Measures planned for the first quarter of 2018 in school zones:

• The Toronto Police Service will begin a two-week “Slow Down Toronto” campaign in school zones beginning on March 19 to support the City of Toronto’s Vision Zero initiative. This campaign will see a focus on traffic enforcement and driver education on speed, distracted driving and aggressive driving, which are all seen as contributing factors to killed and seriously injured collisions.

• Toronto will begin a one-year pilot project to provide new flexible in-road traffic calming signs in 12 school zones across the city. These new signs will be placed in the middle of the roadway as a reminder to motorists that they are in a school zone and to slow down. These signs are not traffic-control devices and are not to be confused with pedestrian crossing locations. Pedestrians are advised to cross at intersections, traffic signals or crosswalks as usual.

• The City is accelerating the School Safety Zone program and will be retrofitting 80 schools in 2018, up from original plans to retrofit 20 schools annually.
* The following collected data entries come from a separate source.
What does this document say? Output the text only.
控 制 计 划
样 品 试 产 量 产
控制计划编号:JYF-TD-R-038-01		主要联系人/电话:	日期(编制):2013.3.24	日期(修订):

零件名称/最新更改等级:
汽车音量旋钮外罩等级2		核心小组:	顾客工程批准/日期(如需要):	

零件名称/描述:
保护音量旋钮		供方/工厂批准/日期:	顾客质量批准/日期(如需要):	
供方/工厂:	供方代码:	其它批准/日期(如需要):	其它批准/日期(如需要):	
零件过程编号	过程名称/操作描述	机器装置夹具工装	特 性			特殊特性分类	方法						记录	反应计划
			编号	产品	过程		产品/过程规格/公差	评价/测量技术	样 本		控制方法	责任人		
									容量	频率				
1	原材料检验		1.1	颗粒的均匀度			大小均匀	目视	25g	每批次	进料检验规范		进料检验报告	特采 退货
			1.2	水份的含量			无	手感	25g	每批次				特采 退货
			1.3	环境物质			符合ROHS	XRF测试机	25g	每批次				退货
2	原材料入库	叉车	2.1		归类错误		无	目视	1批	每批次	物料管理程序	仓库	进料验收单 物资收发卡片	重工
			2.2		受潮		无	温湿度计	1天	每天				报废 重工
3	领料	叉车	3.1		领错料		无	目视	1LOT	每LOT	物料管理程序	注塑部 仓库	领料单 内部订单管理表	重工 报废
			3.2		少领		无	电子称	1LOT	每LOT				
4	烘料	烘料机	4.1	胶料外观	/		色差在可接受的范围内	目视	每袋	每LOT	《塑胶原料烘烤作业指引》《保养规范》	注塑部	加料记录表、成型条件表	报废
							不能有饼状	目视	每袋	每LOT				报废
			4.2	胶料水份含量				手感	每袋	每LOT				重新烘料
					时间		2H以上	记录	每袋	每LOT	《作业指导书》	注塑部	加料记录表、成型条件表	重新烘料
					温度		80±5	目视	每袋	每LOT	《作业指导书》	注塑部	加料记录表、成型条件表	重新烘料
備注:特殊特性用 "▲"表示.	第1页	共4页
Across the city, Transportation Services staff will conduct comprehensive reviews beyond the immediate frontage of schools for additional safety improvements in a larger footprint around the school, aimed at improving the safety of routes children take when walking to school. The City will continue to look for opportunities to implement various safety measures in front of schools, such as:
• new school zone safety signs with flashing beacons
• school zone pavement stencils
• “watch your speed” driver feedback signs
• zebra markings at school crosswalks
• examination of placing a school crossing guard at major crossings, and
• traffic calming measures beyond the frontage of schools.

“The safety of all road users remains my top priority. We are committed to reducing traffic fatalities and serious injuries on our roads and will be aggressively implementing a number of measures to make Toronto’s roads safer,” said Councillor Jaye Robinson (Ward 25 Don Valley West), Chair of the Public Works and Infrastructure Committee.

Several other initiatives are planned for 2018, including:
• implementing an automated speed enforcement pilot
• reducing crossing distances via painted curb extensions
• introducing a mobile “watch your speed” program
• installing more senior safety zones and pedestrian safety corridors, and
• conducting more safety audits, making cyclist safety improvements and more.